Part One – Deus ex Machina, The Art of the Possible
Horace in Ars Poetica noted that poets should never resort to a “god from the machine” to resolve their plot points, “unless a difficulty worthy of a god’s unravelling should happen”.
He was, apparently, referring to the conventions of Greek tragedy, where a machine is used to bring actors playing gods onto the stage. Such plot devices are lazy, and require a suspension of disbelief from the audience.
The challenges that businesses face often need a similar suspension of disbelief for how organisations are being compromised. We have spent the last 30 years securing all things imaginable – firewalls, antivirus, access and identity controls, biometrics, GRC, etc.
First, let me highlight the cliché. Edward Snowden. He was working in one of the most secure organisations in the world with extensive controls in place. Setting aside the politics and moral discussion, he managed to extract massive amounts of priviliged information that wasn’t detected at the time.
How was this possible?
He was working within his role. As a part of his responsibilities, he had system admin access to search, copy and save data. He was allowed to access those data sets. He was allowed to copy data.

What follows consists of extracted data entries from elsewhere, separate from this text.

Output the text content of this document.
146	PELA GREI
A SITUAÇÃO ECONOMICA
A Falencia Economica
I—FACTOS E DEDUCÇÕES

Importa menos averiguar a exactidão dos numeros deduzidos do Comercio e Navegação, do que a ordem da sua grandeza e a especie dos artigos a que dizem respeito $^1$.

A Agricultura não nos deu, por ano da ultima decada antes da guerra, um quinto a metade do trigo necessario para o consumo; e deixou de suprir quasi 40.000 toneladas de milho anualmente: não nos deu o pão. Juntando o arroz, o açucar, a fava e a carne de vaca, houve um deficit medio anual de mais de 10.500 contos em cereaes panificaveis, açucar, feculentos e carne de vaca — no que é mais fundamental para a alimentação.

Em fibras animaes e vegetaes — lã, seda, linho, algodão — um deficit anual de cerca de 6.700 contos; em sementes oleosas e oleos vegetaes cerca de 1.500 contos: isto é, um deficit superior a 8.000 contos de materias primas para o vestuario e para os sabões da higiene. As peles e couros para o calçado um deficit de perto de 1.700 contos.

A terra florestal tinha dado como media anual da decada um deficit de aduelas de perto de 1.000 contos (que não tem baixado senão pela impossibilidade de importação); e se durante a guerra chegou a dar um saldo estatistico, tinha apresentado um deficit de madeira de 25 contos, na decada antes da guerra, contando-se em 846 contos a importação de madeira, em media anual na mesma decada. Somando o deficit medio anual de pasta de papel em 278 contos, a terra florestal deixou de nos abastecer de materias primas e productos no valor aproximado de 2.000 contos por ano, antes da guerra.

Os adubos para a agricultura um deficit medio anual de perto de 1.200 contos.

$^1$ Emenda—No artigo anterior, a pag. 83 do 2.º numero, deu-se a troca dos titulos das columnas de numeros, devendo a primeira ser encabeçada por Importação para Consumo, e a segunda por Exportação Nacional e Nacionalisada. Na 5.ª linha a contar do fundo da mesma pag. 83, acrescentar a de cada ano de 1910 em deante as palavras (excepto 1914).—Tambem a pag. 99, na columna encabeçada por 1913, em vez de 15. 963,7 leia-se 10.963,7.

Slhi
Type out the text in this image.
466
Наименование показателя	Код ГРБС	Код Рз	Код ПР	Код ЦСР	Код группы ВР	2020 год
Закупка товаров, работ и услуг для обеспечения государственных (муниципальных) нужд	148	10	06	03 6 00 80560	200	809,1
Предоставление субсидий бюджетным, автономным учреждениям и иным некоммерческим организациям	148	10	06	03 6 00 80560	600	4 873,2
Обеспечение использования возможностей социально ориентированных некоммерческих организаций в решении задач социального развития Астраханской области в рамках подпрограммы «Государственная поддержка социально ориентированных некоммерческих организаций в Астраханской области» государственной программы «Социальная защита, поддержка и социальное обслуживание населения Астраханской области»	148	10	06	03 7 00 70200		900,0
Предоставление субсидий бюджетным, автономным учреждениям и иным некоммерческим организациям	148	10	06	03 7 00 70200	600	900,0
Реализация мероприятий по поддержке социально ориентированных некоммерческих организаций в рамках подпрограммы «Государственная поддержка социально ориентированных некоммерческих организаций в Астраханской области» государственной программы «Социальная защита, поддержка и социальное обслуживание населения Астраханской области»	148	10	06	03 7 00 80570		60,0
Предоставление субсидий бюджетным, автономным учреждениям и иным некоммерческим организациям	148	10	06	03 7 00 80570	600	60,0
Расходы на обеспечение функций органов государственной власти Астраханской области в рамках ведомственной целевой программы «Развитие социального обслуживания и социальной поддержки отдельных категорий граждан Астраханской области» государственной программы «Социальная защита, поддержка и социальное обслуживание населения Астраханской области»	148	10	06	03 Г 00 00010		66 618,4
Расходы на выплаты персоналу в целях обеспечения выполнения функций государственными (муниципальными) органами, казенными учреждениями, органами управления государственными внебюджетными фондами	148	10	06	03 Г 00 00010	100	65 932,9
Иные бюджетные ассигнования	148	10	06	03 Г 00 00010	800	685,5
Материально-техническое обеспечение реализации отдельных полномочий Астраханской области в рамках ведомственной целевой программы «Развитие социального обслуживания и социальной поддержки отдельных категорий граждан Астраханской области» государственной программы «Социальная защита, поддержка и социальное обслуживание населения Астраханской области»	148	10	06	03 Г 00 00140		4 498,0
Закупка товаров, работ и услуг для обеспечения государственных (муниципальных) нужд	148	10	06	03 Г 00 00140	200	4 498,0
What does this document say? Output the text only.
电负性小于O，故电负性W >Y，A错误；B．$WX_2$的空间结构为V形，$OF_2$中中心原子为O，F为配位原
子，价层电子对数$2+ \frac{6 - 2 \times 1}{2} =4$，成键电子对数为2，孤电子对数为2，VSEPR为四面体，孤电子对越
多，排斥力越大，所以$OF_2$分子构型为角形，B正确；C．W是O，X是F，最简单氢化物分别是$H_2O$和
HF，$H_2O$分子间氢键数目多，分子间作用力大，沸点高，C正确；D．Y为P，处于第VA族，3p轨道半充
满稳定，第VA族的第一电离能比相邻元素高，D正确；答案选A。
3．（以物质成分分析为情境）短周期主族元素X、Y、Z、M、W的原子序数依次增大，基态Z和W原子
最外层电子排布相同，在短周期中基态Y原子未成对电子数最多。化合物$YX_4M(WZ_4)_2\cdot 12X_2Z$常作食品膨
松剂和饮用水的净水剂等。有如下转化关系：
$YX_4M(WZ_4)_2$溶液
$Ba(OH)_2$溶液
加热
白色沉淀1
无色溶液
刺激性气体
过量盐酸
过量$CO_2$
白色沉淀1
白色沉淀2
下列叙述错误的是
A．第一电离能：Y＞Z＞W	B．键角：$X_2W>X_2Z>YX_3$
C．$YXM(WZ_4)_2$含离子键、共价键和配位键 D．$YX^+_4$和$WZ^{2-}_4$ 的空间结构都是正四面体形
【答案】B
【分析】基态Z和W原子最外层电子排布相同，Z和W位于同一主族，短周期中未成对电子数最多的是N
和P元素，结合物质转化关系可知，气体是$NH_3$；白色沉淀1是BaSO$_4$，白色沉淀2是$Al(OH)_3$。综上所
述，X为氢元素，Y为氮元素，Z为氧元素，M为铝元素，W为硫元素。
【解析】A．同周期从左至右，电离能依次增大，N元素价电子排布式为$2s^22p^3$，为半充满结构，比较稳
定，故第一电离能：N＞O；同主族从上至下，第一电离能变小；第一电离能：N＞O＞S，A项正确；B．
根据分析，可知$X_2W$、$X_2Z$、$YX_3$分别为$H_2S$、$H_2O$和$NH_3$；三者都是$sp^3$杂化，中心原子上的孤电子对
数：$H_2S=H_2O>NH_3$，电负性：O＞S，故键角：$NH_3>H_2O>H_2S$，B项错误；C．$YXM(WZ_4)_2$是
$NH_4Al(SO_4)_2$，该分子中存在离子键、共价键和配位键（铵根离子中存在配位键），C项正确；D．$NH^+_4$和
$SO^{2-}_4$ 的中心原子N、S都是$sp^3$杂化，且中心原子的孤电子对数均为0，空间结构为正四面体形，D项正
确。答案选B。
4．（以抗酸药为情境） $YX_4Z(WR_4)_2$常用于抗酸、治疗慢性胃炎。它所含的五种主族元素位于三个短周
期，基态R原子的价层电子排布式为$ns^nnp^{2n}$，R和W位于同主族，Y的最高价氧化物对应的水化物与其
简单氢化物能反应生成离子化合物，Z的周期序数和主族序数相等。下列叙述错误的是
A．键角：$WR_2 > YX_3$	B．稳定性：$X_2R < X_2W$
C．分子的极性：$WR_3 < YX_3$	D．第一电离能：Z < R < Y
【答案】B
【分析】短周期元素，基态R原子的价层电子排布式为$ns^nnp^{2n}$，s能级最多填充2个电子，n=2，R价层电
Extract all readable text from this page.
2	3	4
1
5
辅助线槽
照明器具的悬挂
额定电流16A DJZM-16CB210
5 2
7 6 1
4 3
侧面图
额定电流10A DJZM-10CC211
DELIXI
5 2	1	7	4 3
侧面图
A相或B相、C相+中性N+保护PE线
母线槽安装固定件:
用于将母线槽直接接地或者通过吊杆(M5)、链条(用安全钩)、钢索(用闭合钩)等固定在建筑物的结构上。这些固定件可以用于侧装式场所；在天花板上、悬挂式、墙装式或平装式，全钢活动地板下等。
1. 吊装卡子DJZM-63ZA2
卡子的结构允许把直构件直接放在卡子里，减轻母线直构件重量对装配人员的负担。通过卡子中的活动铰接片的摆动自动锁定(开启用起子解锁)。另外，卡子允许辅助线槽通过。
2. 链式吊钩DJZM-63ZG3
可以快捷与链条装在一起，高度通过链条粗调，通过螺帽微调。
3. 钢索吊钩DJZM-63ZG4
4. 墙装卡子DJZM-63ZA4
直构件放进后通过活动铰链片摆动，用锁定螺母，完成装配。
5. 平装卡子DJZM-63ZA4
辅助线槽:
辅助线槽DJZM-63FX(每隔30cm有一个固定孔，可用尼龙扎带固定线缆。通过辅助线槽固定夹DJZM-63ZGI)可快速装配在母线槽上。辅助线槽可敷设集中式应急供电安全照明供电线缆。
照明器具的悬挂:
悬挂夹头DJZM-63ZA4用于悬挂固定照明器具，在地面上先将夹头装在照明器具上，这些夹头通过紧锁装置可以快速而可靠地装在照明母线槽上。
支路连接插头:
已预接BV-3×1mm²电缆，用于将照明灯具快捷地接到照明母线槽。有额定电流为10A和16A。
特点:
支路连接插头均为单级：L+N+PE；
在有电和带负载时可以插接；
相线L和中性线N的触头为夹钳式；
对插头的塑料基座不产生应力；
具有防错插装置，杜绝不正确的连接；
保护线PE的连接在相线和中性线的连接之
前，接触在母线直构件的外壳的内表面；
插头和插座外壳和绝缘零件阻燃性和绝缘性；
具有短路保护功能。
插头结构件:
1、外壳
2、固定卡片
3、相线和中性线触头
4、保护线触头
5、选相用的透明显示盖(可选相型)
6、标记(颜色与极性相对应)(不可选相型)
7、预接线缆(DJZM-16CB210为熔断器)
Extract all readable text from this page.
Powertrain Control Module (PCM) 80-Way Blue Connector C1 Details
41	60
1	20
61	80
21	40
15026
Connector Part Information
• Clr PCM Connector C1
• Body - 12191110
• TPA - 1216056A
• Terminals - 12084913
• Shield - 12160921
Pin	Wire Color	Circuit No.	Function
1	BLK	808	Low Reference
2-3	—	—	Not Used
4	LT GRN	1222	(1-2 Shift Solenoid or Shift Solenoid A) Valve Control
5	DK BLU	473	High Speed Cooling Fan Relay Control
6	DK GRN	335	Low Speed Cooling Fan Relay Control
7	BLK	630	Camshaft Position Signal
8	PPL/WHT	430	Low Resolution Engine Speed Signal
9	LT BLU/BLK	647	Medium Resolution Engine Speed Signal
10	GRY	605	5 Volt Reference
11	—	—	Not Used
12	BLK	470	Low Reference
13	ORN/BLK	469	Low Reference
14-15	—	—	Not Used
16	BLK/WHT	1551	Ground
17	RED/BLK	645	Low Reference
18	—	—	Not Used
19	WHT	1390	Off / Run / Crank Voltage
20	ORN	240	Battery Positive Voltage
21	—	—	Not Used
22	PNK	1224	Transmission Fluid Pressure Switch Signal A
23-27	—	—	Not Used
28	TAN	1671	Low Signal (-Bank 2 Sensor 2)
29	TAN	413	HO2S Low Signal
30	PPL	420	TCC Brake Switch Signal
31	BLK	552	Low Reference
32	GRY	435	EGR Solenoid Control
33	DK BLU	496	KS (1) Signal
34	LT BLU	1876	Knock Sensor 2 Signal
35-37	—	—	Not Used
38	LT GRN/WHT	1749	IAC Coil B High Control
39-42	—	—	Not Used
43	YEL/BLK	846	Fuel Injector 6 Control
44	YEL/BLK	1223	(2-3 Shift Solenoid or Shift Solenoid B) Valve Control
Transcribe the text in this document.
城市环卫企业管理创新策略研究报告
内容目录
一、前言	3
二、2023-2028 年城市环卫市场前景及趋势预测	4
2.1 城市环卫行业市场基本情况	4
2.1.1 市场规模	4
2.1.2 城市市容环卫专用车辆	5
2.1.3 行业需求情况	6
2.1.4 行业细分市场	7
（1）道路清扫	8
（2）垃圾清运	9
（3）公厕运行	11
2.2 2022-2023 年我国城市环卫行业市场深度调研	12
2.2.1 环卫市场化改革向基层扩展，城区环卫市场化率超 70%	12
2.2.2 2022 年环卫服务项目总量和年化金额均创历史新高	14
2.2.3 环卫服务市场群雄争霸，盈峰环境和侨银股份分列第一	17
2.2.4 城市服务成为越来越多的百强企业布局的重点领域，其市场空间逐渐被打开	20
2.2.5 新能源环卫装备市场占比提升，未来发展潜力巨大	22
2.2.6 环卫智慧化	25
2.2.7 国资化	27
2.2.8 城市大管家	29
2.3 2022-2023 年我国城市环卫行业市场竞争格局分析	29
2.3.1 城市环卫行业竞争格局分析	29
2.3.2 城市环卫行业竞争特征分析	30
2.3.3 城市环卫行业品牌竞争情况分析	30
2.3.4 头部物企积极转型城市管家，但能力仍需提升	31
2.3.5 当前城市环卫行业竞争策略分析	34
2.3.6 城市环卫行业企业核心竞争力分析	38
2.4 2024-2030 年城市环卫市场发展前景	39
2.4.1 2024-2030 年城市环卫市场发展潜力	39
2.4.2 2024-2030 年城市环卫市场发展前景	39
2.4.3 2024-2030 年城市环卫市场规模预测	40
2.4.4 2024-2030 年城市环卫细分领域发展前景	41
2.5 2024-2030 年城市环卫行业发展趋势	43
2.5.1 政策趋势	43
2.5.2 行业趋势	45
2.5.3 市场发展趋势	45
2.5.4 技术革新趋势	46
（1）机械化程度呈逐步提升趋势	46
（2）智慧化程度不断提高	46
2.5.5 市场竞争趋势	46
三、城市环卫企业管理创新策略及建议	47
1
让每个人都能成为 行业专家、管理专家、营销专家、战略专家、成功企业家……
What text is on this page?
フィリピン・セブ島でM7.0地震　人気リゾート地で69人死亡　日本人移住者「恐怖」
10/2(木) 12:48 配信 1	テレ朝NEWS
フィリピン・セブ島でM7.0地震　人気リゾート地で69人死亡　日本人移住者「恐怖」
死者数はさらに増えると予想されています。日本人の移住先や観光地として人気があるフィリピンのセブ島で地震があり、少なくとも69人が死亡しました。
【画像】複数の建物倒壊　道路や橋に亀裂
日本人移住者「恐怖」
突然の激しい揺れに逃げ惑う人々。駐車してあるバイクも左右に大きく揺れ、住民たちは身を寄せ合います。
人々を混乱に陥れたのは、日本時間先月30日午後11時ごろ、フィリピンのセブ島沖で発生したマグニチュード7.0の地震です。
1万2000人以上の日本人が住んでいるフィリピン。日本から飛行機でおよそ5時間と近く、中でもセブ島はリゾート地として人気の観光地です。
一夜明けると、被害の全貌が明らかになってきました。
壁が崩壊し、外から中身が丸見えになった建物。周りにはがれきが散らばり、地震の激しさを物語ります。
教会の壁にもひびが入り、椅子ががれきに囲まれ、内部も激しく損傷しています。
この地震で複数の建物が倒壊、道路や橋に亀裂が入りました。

But all the layers of security controls?
The firewalls, antivirus, access and identity controls, biometrics, GRC – were all doing what they were meant to. Snowdon was in role – so the systems would not have flagged any breaches as his data usage constraints were in line with the policy.
So where was the gap?
None of these systems were able to spot the change in behaviour. This included the creation of a new, internal and highly capable “threat actor” that had started to deviate from the way in which his peers were using the systems. This was clearly a change from normal behaviour whereby he was extracting the data he wanted without alarm bells ringing.
Deus ex Machina
The discipline of data science (this point of view by Annika Jimenez is the most complete I have seen ) brings not just a set of tools – but also people that are savvy with the business context and can interpret what they are seeing and know how to create the algorithms – which can create the insight to help identify the “unknown unknowns” – the people who are acting in role, but abnormally.
Data lakes allow us to ingest not just classic security controls but wider data sets – HR, instant messaging, even video. Machine learning helps us learn the “allowed and normal behaviour”, from multiple users. It identifies what is not “normal” by creating a scope of the deviation from the norm. This allows a business to create a security approach to:
- Detect social engineering attacks as well as network level detections – for example the external attack by someone calling random numbers at a company, claiming to be calling from technical support. The attacker will “help” solve the problem and, in the process, give the attacker access or deploy malware.
- Minimize the exposure time and loss
- Potentially predict the leakage areas ahead of the attack
- React appropriately based on the risk and behaviour spotted – anything from an email flag to the individual’s boss to automated changes in system/physical security access rights.